Pembongkaran Gereja Bekasi Dinilai 'Over Acting'
TEMPO.CO, Jakarta - Koordinator program Wahid Institute, Rumadi Ahmad, menilai pembongkaran bangunan Gereja Huria Kristen Batak Protestan Setu di Bekasi sudah berlebihan. Pemerintah Kabupaten Bekasi, kata Rumadi, mestinya membantu memfasilitasi jemaat membuat surat izin mendirikan bangunan. “Ini sudah over acting,” ujar Rumadi saat dihubungi, Kamis, 21 Maret 2013.Pemerintah daerah sebenarnya tidak perlu tergesa-gesa membongkar. Sebab, menurut informasi yang diperoleh Rumadi, pemilik gedung pun sedang berupaya untuk mengurus perizinan.

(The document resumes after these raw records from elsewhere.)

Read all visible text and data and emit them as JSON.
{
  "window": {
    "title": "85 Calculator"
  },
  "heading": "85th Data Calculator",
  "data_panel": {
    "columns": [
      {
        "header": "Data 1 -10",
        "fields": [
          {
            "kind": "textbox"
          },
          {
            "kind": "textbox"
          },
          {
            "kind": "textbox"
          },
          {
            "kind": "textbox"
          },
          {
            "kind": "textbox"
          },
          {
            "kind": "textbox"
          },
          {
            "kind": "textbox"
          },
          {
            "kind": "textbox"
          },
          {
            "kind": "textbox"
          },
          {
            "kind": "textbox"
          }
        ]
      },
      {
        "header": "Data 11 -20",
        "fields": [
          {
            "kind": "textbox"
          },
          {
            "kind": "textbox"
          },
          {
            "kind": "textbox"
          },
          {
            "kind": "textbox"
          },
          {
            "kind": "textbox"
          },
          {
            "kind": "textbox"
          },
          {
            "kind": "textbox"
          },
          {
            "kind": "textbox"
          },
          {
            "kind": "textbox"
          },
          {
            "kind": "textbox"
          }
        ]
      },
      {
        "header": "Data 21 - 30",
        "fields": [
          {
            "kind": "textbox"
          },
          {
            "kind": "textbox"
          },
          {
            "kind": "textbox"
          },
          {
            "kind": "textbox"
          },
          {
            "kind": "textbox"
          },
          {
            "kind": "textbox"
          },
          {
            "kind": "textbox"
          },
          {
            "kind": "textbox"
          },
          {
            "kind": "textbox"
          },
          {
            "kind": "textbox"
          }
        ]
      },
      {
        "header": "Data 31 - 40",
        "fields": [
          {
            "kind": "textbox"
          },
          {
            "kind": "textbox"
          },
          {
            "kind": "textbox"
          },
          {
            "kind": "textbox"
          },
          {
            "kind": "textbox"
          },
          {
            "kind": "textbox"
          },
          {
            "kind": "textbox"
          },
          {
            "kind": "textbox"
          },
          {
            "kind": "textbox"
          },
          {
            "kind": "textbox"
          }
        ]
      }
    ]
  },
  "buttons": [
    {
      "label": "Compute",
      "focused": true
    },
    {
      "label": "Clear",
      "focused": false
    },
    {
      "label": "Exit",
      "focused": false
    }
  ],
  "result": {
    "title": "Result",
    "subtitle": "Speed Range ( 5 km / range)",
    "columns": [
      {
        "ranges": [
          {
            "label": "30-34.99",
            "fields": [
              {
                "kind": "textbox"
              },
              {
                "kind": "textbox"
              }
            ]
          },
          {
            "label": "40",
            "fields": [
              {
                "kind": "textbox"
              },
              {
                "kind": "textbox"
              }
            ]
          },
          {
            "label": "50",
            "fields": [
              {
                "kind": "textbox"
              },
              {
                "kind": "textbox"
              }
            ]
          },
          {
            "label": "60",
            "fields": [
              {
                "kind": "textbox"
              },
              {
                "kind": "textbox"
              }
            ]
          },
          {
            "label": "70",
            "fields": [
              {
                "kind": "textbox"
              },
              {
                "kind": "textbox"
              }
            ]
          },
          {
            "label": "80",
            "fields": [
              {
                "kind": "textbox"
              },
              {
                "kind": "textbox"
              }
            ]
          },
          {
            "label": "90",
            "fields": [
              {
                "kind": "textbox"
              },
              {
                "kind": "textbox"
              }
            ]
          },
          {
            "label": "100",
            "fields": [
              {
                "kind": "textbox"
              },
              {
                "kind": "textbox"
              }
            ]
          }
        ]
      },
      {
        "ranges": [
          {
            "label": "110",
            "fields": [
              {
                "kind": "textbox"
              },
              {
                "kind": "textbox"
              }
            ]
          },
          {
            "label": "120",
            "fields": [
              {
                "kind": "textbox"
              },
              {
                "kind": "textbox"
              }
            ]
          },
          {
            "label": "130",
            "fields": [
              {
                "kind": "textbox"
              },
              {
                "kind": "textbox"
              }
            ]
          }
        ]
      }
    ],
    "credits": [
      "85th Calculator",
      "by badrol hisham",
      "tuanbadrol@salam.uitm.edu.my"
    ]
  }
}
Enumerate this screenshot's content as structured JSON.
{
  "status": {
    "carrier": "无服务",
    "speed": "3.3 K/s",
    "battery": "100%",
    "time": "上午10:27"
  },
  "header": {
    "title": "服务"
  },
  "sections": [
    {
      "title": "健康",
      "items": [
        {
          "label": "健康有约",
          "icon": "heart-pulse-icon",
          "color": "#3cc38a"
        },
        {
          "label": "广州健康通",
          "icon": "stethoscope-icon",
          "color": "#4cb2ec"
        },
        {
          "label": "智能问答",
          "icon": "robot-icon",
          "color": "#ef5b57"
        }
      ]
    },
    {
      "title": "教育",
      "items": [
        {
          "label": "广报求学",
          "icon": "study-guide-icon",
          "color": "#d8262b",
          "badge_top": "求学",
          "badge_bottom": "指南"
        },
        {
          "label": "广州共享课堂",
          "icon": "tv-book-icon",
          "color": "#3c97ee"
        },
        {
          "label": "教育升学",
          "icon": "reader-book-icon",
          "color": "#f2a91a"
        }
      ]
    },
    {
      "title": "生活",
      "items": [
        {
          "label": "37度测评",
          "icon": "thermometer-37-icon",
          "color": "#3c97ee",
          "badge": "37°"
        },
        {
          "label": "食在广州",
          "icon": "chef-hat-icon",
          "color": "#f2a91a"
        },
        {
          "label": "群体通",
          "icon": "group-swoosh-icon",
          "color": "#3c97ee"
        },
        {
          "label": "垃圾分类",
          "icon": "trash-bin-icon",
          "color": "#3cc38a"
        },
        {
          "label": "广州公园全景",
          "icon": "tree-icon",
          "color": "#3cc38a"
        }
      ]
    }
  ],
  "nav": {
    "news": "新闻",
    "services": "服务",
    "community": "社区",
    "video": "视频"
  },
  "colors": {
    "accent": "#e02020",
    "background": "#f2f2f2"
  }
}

Di sisi lain, bangunan yang dibongkar itu adalah tempat ibadah. Dalam konstitusi, kebebasan beribadah itu sudah diatur dengan jelas. Negara pun harus melindungi.
Dalam kasus-kasus intoleransi, ujar Rumadi, pembongkaran tempat ibadah oleh pemerintah merupakan salah satu pola. Pola lainnya, yakni penetrasi, berupa kekerasan yang dilakukan oleh kelompok-kelompok atau organisasi massa. Rumadi meminta jangan sampai pembongkaran tempat-tempat ibadah berlindung di balik undang-udang atau peraturan daerah.
Seperti diberitakan, Pemkab Bekasi melakukan pembongkaran terhadap Gereja HKBP Setu. Pembongkaran itu dinilai sudah sesuai dengan Peraturan Daerah Nomor 7 Tahun 1996 tentang Izin Mendirikan Bangunan. Menurut Kepala Bidang Penegakan Peraturan Daerah, Satuan Polisi Pamong Praja Kabupaten Bekasi Agus Dahlan, bangunan yang dipersoalkan tidak berizin. Izin hanya pada dinding pemugar yang dibangun pihak gereja pada Desember 2012 lalu.
Lebih lanjut, Rumadi menyebut berdasarkan pantauan Wahid Institute, wilayah yang cukup rawan konflik sengketa tempat ibadah di antaranya adalah Aceh dan Jawa Barat. Ia meminta kepada kepada pemerintah untuk tidak menunjukkan arogansinya. Mengingat pada kenyataannya bangunan yang dibongkar adalah tempat ibadah. “Harusnya pemberian IMB dipermudah,” kata dia.